Eleven months after taking the top job, Macron refuses to accept the idea that the various disgruntled groups are converging in a sort of national wave of discontent. He remains determined to enforce deep structural changes in both the private sector and the public services.

He insists that he's just following the recipe laid out in his election programme.

Fighting president fails to land big punches

Left-leaning Libération says the president was in fighting form but found him pugnacious rather than convincing.

Libé's editorial is devoted to the question of the allied air strikes against a number of targets in Syria, to which much of yesterday's television interview with the French leader was devoted.

Libération says the reactions of the mainstream-right Republicans, far right and hard left prove that the credibility of Marine Le Pen, Jean-Luc Mélenchon and Laurent Wauquiez on questions of foreign affairs is close to zero.

Le Pen has cast doubt on the claims that a chemical weapons attack took place.

Mélenchon has deplored a military action undertaken "without proof".

Such an attitude, says Libé, runs in the face of evidence from independent observers and from humanitarian workers on the ground in Eastern Ghouta.

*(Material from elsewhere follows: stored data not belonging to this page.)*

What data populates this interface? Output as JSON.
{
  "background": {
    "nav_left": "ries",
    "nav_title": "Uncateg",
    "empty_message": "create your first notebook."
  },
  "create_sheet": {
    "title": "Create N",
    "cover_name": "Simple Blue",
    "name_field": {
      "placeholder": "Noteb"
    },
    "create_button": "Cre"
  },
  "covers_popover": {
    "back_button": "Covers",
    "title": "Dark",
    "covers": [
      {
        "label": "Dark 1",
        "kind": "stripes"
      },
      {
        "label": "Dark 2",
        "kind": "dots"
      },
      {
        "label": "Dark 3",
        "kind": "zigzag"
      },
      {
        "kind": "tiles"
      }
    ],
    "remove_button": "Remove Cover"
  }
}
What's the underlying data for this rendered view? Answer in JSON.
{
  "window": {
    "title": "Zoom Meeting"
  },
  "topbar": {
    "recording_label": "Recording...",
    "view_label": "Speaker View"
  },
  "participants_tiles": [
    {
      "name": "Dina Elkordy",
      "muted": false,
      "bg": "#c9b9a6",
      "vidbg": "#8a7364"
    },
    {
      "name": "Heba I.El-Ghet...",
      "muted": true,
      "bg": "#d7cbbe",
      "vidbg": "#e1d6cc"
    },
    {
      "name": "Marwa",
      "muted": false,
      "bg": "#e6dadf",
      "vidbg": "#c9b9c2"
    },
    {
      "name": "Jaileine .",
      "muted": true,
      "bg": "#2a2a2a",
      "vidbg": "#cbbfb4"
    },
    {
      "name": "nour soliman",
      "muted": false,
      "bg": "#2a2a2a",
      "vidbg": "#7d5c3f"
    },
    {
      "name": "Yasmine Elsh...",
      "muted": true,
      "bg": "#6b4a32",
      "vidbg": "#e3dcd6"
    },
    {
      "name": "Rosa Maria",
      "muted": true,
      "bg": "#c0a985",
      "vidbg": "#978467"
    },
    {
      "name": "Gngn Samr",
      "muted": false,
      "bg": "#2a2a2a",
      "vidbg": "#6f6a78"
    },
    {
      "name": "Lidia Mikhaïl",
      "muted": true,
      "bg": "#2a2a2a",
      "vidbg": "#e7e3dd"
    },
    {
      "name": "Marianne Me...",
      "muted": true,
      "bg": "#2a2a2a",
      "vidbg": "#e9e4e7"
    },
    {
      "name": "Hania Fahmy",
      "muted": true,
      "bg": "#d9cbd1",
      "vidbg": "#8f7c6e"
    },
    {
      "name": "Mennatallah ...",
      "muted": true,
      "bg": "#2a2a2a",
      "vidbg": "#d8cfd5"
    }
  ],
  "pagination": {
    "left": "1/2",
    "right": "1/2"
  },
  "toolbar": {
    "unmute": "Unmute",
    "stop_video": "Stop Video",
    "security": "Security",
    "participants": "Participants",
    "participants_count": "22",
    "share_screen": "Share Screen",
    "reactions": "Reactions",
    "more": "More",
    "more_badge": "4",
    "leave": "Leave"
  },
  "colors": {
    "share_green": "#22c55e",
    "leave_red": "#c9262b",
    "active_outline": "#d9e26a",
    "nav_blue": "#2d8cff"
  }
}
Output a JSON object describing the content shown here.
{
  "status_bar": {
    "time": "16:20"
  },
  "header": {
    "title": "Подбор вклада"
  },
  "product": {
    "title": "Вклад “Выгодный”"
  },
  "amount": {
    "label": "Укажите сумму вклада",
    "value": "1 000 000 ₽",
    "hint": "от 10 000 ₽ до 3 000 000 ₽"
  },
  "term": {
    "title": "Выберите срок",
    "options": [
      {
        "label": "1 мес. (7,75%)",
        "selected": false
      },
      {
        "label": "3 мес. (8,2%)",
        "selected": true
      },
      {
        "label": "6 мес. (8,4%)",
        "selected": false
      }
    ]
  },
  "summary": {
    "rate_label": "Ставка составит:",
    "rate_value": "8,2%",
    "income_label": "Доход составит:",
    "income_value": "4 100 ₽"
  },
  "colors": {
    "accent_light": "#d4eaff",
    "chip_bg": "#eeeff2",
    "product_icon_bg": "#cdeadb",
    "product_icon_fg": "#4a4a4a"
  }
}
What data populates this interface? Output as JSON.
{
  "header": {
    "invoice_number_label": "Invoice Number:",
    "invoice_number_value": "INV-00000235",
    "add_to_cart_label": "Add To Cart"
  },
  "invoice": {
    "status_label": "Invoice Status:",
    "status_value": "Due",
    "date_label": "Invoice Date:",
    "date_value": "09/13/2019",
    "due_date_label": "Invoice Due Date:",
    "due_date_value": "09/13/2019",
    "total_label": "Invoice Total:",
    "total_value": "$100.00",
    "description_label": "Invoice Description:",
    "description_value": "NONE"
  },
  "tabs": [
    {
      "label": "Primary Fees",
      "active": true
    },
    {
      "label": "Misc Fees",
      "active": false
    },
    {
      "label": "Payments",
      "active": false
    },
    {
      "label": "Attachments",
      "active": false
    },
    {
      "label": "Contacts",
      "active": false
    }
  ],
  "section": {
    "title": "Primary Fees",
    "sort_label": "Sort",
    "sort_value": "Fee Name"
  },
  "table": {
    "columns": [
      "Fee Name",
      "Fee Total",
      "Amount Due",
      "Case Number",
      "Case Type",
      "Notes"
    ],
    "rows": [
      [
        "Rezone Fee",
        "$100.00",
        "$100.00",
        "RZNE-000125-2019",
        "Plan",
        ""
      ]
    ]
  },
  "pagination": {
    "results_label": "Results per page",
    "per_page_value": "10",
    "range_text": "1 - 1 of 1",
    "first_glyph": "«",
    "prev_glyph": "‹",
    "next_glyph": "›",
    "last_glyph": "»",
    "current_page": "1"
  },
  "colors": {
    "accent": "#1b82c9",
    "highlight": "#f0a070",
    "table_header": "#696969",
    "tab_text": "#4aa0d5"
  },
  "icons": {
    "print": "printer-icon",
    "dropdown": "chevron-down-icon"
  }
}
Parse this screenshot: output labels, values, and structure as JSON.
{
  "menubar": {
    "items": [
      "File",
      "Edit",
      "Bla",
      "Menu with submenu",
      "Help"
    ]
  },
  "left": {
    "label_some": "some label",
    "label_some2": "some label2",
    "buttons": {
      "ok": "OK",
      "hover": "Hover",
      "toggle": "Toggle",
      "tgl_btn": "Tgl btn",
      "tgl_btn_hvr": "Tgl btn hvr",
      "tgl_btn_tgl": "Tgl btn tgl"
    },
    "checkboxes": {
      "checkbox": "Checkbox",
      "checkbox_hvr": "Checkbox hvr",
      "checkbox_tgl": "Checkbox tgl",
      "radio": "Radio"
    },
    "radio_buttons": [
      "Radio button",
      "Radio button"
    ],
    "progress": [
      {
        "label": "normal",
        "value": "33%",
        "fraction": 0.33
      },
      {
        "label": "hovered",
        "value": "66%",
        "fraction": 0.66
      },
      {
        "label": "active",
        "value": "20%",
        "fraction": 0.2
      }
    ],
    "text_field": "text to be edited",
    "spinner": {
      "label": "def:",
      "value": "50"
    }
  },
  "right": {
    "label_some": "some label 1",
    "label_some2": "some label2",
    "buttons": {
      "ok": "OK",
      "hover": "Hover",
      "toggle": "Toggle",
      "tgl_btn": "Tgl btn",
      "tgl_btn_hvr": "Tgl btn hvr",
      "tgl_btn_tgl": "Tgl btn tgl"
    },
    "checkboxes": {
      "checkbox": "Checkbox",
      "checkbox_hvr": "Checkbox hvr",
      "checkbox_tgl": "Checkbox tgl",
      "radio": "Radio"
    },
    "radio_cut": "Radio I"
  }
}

It is also to forget earlier chemical attacks by the Assad regime against civilians, attacks which have since been confirmed by UN inspection teams.

As for the right-wing Republicans party, critics of an action which they claim has simply added "war to the war", Libé says Friday's attacks apparently killed no one and were against chemical weapons installations only.

The allied action was intended to sanction obvious infringements of international law, it argues, and to send a message to Assad's chief supporter, Russian President Vladimir Putin, that a negotiated political settlement of the Syrian disaster is long overdue.

Those who criticise Friday's action by implicitly calling for further inaction in the face of barbarity have, says Libé, a grave responsibility.

A useless waste of time

Le Figaro's editorial on the presidential TV talk show is headlined "Useless".

The French leader should have left it at Thursday's lunchtime chat with Jean-Pierre Pernaud. At least his answers were audible.

Not so yesterday before the inquisition carried out by those self-proclaimed professors of political morality, Bourdin and Plenel, it says.

Le Figaro finds the atmosphere was more boxing match than debate. The underlying determination was to present a leader who is a warmonger, a friend of the rich, an accomplice of the tax evader.

It should have been a critical look-back on a year in power. In fact it was a waste of time, the right-wing paper concludes.